Doubtless no one in Poland believed that an intriguing dystopian science-fiction movie could be made for a million zlotys – no one except Piotr Biedroń, filmmaker and long-time ecological director of the Green Film Festival. In 2023, he presented his directorial début, made as part of the Polish Film Institute’s microbudget film program, showing that the impossible does not exist.
In the movie, he took viewers to a post-apocalyptic future, to a world where climate wars had long since raged, melted ice caps had managed to flood entire continents, and Earth had gotten rid of its greatest enemy – people. Not all of them though – among the few survivors were Ewa (Magdalena Wieczorek), who was in her twenties, and Artur, an old, dilapidated robot (speaking with the voice of Jacek Beler), which was created to ensure the girl’s safety, and in the course of the film’s events turns out to be the greatest threat to her.
Biedroń’s work featured motifs from Scott’s Blade Runner, Kubrick’s 2001: A Space Odyssey and even Cameron’s Terminator, and the most important topics turned out to be ecology and the perversely portrayed refugee crisis.

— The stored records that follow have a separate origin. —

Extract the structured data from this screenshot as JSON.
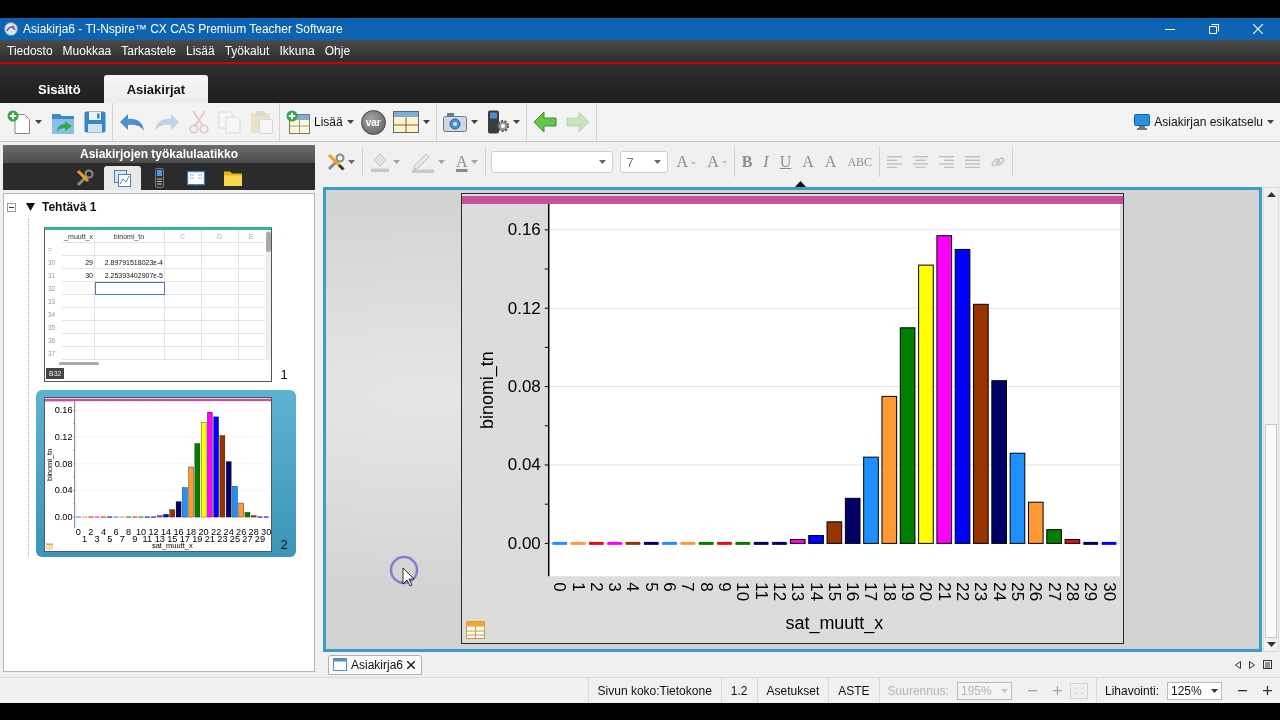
{
  "window": {
    "title": "Asiakirja6 - TI-Nspire™ CX CAS Premium Teacher Software"
  },
  "menu": [
    "Tiedosto",
    "Muokkaa",
    "Tarkastele",
    "Lisää",
    "Työkalut",
    "Ikkuna",
    "Ohje"
  ],
  "tabs": [
    {
      "label": "Sisältö",
      "selected": false
    },
    {
      "label": "Asiakirjat",
      "selected": true
    }
  ],
  "toolbar": {
    "groups": [
      [
        {
          "kind": "new",
          "menu": true,
          "disabled": false
        },
        {
          "kind": "open",
          "menu": false,
          "disabled": false
        },
        {
          "kind": "save",
          "menu": false,
          "disabled": false
        }
      ],
      [
        {
          "kind": "undo",
          "menu": false,
          "disabled": false
        },
        {
          "kind": "redo",
          "menu": false,
          "disabled": true
        },
        {
          "kind": "cut",
          "menu": false,
          "disabled": true
        },
        {
          "kind": "copy",
          "menu": false,
          "disabled": true
        },
        {
          "kind": "paste",
          "menu": false,
          "disabled": true
        }
      ],
      [
        {
          "kind": "insert",
          "label": "Lisää",
          "menu": true,
          "disabled": false
        },
        {
          "kind": "variables",
          "label": "var",
          "menu": false,
          "disabled": false
        },
        {
          "kind": "layout",
          "menu": true,
          "disabled": false
        }
      ],
      [
        {
          "kind": "capture",
          "menu": true,
          "disabled": false
        },
        {
          "kind": "device",
          "menu": true,
          "disabled": false
        }
      ],
      [
        {
          "kind": "back",
          "menu": false,
          "disabled": false
        },
        {
          "kind": "forward",
          "menu": false,
          "disabled": true
        }
      ]
    ],
    "preview": {
      "label": "Asiakirjan esikatselu",
      "menu": true
    }
  },
  "toolbox": {
    "title": "Asiakirjojen työkalulaatikko",
    "tabs": [
      {
        "kind": "tools",
        "selected": false
      },
      {
        "kind": "page_sorter",
        "selected": true
      },
      {
        "kind": "handheld",
        "selected": false
      },
      {
        "kind": "library",
        "selected": false
      },
      {
        "kind": "files",
        "selected": false
      }
    ]
  },
  "page_sorter": {
    "problems": [
      {
        "label": "Tehtävä 1",
        "expanded": true,
        "pages": [
          {
            "kind": "spreadsheet",
            "number": "1",
            "selected": false,
            "columns": [
              "_muutt_x",
              "binomi_tn",
              "C",
              "D",
              "E"
            ],
            "formula_row": "=",
            "rows": [
              {
                "number": "30",
                "cells": [
                  {
                    "text": "29",
                    "selected": false
                  },
                  {
                    "text": "2.89791518023ᴇ-4",
                    "selected": false
                  }
                ]
              },
              {
                "number": "31",
                "cells": [
                  {
                    "text": "30",
                    "selected": false
                  },
                  {
                    "text": "2.25393402907ᴇ-5",
                    "selected": false
                  }
                ]
              },
              {
                "number": "32",
                "cells": [
                  {
                    "selected": false
                  },
                  {
                    "selected": true
                  }
                ]
              },
              {
                "number": "33"
              },
              {
                "number": "34"
              },
              {
                "number": "35"
              },
              {
                "number": "36"
              },
              {
                "number": "37"
              }
            ],
            "cell_reference": "B32"
          },
          {
            "kind": "graph",
            "number": "2",
            "selected": true,
            "chart_data": {
              "type": "bar",
              "xlabel": "sat_muutt_x",
              "ylabel": "binomi_tn",
              "categories": [
                "0",
                "1",
                "2",
                "3",
                "4",
                "5",
                "6",
                "7",
                "8",
                "9",
                "10",
                "11",
                "12",
                "13",
                "14",
                "15",
                "16",
                "17",
                "18",
                "19",
                "20",
                "21",
                "22",
                "23",
                "24",
                "25",
                "26",
                "27",
                "28",
                "29",
                "30"
              ],
              "values": [
                0,
                0,
                0,
                0,
                0,
                0,
                0,
                0,
                0,
                0,
                0,
                0,
                0,
                0.002,
                0.004,
                0.011,
                0.023,
                0.044,
                0.075,
                0.11,
                0.142,
                0.157,
                0.15,
                0.122,
                0.083,
                0.046,
                0.021,
                0.007,
                0.002,
                0,
                0
              ],
              "colors": [
                "#1e90ff",
                "#ff9933",
                "#dd1111",
                "#ff00ff",
                "#993300",
                "#000066",
                "#1e90ff",
                "#ff9933",
                "#008000",
                "#dd1111",
                "#008000",
                "#000066",
                "#000066",
                "#ff00ff",
                "#0000ff",
                "#993300",
                "#000066",
                "#1e90ff",
                "#ff9933",
                "#008000",
                "#ffff00",
                "#ff00ff",
                "#0000ff",
                "#993300",
                "#000066",
                "#1e90ff",
                "#ff9933",
                "#008000",
                "#dd1111",
                "#000066",
                "#0000ff"
              ],
              "ylim": [
                -0.0168,
                0.1732
              ],
              "yticks": [
                {
                  "value": 0,
                  "label": "0.00"
                },
                {
                  "value": 0.04,
                  "label": "0.04"
                },
                {
                  "value": 0.08,
                  "label": "0.08"
                },
                {
                  "value": 0.12,
                  "label": "0.12"
                },
                {
                  "value": 0.16,
                  "label": "0.16"
                }
              ],
              "grid": true
            }
          }
        ]
      }
    ]
  },
  "format_toolbar": {
    "groups": [
      [
        {
          "kind": "tools",
          "menu": true,
          "disabled": false
        }
      ],
      [
        {
          "kind": "fill_color",
          "menu": true,
          "disabled": true
        },
        {
          "kind": "line_color",
          "menu": true,
          "disabled": true
        },
        {
          "kind": "text_color",
          "label": "A",
          "menu": true,
          "disabled": true
        }
      ],
      [
        {
          "kind": "font_name",
          "menu": true,
          "disabled": false
        },
        {
          "kind": "font_size",
          "value": "7",
          "menu": true,
          "disabled": false
        },
        {
          "kind": "grow",
          "label": "A",
          "menu": false,
          "disabled": true
        },
        {
          "kind": "shrink",
          "label": "A",
          "menu": false,
          "disabled": true
        }
      ],
      [
        {
          "kind": "bold",
          "label": "B",
          "menu": false,
          "disabled": true
        },
        {
          "kind": "italic",
          "label": "I",
          "menu": false,
          "disabled": true
        },
        {
          "kind": "underline",
          "label": "U",
          "menu": false,
          "disabled": true
        },
        {
          "kind": "superscript",
          "label": "A",
          "menu": false,
          "disabled": true
        },
        {
          "kind": "subscript",
          "label": "A",
          "menu": false,
          "disabled": true
        },
        {
          "kind": "strikethrough",
          "label": "ABC",
          "menu": false,
          "disabled": true
        }
      ],
      [
        {
          "kind": "align_left",
          "menu": false,
          "disabled": true
        },
        {
          "kind": "align_center",
          "menu": false,
          "disabled": true
        },
        {
          "kind": "align_right",
          "menu": false,
          "disabled": true
        },
        {
          "kind": "justify",
          "menu": false,
          "disabled": true
        },
        {
          "kind": "link",
          "menu": false,
          "disabled": true
        }
      ]
    ]
  },
  "document": {
    "page": {
      "chart_data": {
        "type": "bar",
        "xlabel": "sat_muutt_x",
        "ylabel": "binomi_tn",
        "categories": [
          "0",
          "1",
          "2",
          "3",
          "4",
          "5",
          "6",
          "7",
          "8",
          "9",
          "10",
          "11",
          "12",
          "13",
          "14",
          "15",
          "16",
          "17",
          "18",
          "19",
          "20",
          "21",
          "22",
          "23",
          "24",
          "25",
          "26",
          "27",
          "28",
          "29",
          "30"
        ],
        "values": [
          0,
          0,
          0,
          0,
          0,
          0,
          0,
          0,
          0,
          0,
          0,
          0,
          0,
          0.002,
          0.004,
          0.011,
          0.023,
          0.044,
          0.075,
          0.11,
          0.142,
          0.157,
          0.15,
          0.122,
          0.083,
          0.046,
          0.021,
          0.007,
          0.002,
          0,
          0
        ],
        "colors": [
          "#1e90ff",
          "#ff9933",
          "#dd1111",
          "#ff00ff",
          "#993300",
          "#000066",
          "#1e90ff",
          "#ff9933",
          "#008000",
          "#dd1111",
          "#008000",
          "#000066",
          "#000066",
          "#ff00ff",
          "#0000ff",
          "#993300",
          "#000066",
          "#1e90ff",
          "#ff9933",
          "#008000",
          "#ffff00",
          "#ff00ff",
          "#0000ff",
          "#993300",
          "#000066",
          "#1e90ff",
          "#ff9933",
          "#008000",
          "#dd1111",
          "#000066",
          "#0000ff"
        ],
        "ylim": [
          -0.0168,
          0.1732
        ],
        "yticks": [
          {
            "value": 0,
            "label": "0.00"
          },
          {
            "value": 0.04,
            "label": "0.04"
          },
          {
            "value": 0.08,
            "label": "0.08"
          },
          {
            "value": 0.12,
            "label": "0.12"
          },
          {
            "value": 0.16,
            "label": "0.16"
          }
        ],
        "grid": true
      }
    }
  },
  "document_tabs": [
    {
      "label": "Asiakirja6",
      "selected": true
    }
  ],
  "status_bar": {
    "items": [
      {
        "kind": "page_size",
        "label": "Sivun koko:Tietokone",
        "disabled": false
      },
      {
        "kind": "version",
        "label": "1.2",
        "disabled": false
      },
      {
        "kind": "settings",
        "label": "Asetukset",
        "disabled": false
      },
      {
        "kind": "angle_mode",
        "label": "ASTE",
        "disabled": false
      },
      {
        "kind": "magnification",
        "label": "Suurennus:",
        "value": "195%",
        "disabled": true
      },
      {
        "kind": "text_boldness",
        "label": "Lihavointi:",
        "value": "125%",
        "disabled": false
      }
    ]
  }
}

W nich cała nadzieja (The Last Strike of Hope) was proof of the incredible creativity of its authors. With only nine shooting days, Biedroń had to limit not only the number of characters but also that of locations. He shot his film in Łaziska Górne, on the largest rock heap in Europe, which, thanks to appropriate adaptation and several tons of scrap dragged up the mountain, turned into scenery worthy of a low-budget Mad Max.